The Knight News Challenge accelerates media innovation by funding breakthrough ideas in news and information. Winners receive a share of $5 million in funding and support from Knight’s network of influential peers and advisors to help advance their ideas.
Throughout 2012, innovators from all industries and countries are invited to participate in three challenge rounds, each with focused topics on emerging trends.
Round 1 - on networks - is closed, and the winners will be announced June 18.
Round 2 - on data - will be open May 31 - June 21. We’re looking for new ways of collecting, understanding, visualizing and helping the public use the large amounts of information generated each day. Winners will be announced in late September.
Details on Round 3 will available later this year.
Anyone, anywhere can apply for the challenge - whether for-profit start-ups or non-profit ventures. For more information on a variety of topics - from guidelines for for-profits, on intellectual property licensing, open source software and more - visit our FAQ.
Implement a grassroots marketing campaign for our iWitness Pollution Map, a crowd-sourcing tool launched during the 2010 BP Oil Disaster, to report pollution and associated health impacts.
The iWitness Pollution Map is the first use of crisis mapping for a U.S. humanitarian disaster. Our work empowers impacted communities with tools that attract media attention and instigate enforcement action against polluters.
To market the map we build on our existing networks: 1) Fenceline Neighbors Network of community groups adjacent to hazardous industry across Louisiana, 3) Responders like the U.S. EPA, U.S. Coast Guard, 4) 12 years of local, regional, national media contacts, 5) Other collaborative partnerships with like-minded organizations including SkyTruth.
It will work because we have been doing this work on the ground in collaboration with communities for the last 12 years. It will work because we had the largest presence (majority volunteers) on the ground of any NGO responding to the BP disaster. It will work because we are head of the Community Outreach subcommittee for the US Coast Guard’s Oil and Hazardous Substance Contingency Planning Committee.

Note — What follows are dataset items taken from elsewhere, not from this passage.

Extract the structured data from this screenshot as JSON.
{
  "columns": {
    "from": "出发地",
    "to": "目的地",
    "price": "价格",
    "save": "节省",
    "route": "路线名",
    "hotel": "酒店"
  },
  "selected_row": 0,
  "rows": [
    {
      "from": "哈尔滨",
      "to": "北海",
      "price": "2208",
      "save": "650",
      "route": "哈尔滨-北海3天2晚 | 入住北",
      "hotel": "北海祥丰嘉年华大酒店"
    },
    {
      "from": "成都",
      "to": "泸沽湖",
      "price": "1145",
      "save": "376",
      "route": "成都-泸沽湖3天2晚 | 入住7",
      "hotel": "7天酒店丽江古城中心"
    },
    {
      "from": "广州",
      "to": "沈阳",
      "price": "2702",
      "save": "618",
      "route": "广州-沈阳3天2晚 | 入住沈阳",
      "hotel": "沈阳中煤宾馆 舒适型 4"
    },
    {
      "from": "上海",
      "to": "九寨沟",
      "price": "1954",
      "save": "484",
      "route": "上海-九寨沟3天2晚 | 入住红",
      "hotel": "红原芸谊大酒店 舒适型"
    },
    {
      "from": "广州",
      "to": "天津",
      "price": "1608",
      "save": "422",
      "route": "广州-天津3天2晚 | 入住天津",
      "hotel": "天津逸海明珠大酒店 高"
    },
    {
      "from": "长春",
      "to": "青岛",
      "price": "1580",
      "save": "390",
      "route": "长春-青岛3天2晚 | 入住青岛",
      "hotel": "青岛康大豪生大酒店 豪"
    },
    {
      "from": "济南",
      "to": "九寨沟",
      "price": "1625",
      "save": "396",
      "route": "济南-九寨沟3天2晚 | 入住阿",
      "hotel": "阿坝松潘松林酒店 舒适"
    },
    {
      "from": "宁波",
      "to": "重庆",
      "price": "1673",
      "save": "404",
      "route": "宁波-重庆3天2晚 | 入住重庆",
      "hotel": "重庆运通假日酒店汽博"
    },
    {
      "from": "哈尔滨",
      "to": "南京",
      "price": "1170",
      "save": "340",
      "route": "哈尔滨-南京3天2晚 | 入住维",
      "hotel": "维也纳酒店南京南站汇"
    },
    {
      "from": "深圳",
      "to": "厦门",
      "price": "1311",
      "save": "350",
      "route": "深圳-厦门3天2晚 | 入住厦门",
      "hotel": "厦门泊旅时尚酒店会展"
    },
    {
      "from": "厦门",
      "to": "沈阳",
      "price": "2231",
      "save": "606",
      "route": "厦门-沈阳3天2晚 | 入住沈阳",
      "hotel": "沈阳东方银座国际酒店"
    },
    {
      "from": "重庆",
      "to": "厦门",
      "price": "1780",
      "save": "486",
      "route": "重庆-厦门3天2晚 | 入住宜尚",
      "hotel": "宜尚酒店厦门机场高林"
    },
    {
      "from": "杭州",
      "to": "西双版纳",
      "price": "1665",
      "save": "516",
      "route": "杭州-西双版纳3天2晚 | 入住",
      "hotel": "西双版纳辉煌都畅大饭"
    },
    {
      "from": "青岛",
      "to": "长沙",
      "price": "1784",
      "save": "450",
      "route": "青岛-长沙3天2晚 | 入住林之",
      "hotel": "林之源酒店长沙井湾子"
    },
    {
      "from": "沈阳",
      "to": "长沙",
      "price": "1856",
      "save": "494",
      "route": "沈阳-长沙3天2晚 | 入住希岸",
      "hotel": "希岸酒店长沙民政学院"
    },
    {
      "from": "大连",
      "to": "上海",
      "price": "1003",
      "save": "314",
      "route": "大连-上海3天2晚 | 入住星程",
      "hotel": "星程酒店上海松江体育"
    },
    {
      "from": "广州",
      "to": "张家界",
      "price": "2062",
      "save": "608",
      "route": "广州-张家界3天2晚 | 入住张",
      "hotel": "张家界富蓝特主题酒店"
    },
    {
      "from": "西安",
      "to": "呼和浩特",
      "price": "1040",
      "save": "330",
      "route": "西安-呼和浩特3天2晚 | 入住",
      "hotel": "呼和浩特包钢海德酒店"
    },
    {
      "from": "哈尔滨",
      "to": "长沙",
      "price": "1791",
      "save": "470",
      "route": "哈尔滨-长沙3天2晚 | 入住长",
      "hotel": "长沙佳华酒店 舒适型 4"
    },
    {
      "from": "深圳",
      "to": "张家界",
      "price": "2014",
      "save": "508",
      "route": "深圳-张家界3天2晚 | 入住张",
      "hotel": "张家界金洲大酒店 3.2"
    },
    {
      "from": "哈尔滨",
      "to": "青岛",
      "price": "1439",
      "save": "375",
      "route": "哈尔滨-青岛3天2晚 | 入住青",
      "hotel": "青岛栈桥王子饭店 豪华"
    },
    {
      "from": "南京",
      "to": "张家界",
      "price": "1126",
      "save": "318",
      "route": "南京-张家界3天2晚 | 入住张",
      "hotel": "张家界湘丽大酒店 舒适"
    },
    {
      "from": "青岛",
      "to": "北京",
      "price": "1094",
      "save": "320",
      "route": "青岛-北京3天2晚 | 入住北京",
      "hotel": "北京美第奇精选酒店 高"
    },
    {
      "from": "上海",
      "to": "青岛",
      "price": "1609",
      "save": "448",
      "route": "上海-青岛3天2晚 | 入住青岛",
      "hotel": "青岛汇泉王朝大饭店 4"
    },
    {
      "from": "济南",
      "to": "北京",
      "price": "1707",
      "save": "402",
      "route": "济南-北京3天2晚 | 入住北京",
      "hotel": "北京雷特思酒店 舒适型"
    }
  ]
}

It will work because we are already funneling reports on the map straight to the media as well as local, state and federal enforcement and emergency response officials and getting results.
Louisiana Bucket Brigade staff, 1500+ dues paying members and volunteer base creatively engage impacted communities.
LABB’s Fenceline Neighbors Network are taking air samples and sending in reports documenting the pollution problems in their neighborhoods.
Tulane’s Disaster Resilience Leadership Academy provides server space and SkyTruth provides an RSS feed of National Response Center reports for the map.
US Coast Guard and US EPA use the map to locate hot spots of pollution and potential environmental crimes.
The team leader, LABB Program Manager Anna Hrybyk, has expertise from around the world in community based disaster preparedness, including the 2004 Asian Tsunami.
Since 2010, the iWitness Pollution Map has been in use with over 5,000 reports currently posted. The map crowd sources chemical accidents, impacts from the BP Oil Spill and National Response Center reports. We already have partnerships with community groups in 10 parishes through our Fenceline Neighbors Network. We already have solid working relationships with EPA and Coast Guard enforcement officials who have called our work “sophisticated advocacy.” We need a grassroots marketing campaign so that we can reach out to areas where we do not currently have a network. The tool is in place, the responders are paying attention and now we need more residents to report.
We have sustained the map since 2010 and need support to jumpstart a cutting edge, artistic, grassroots marketing campaign. An injection of capital from Knight would provide solid evidence to other funders of the map’s efficacy. Marketing for the map would be integrated into all grant proposals.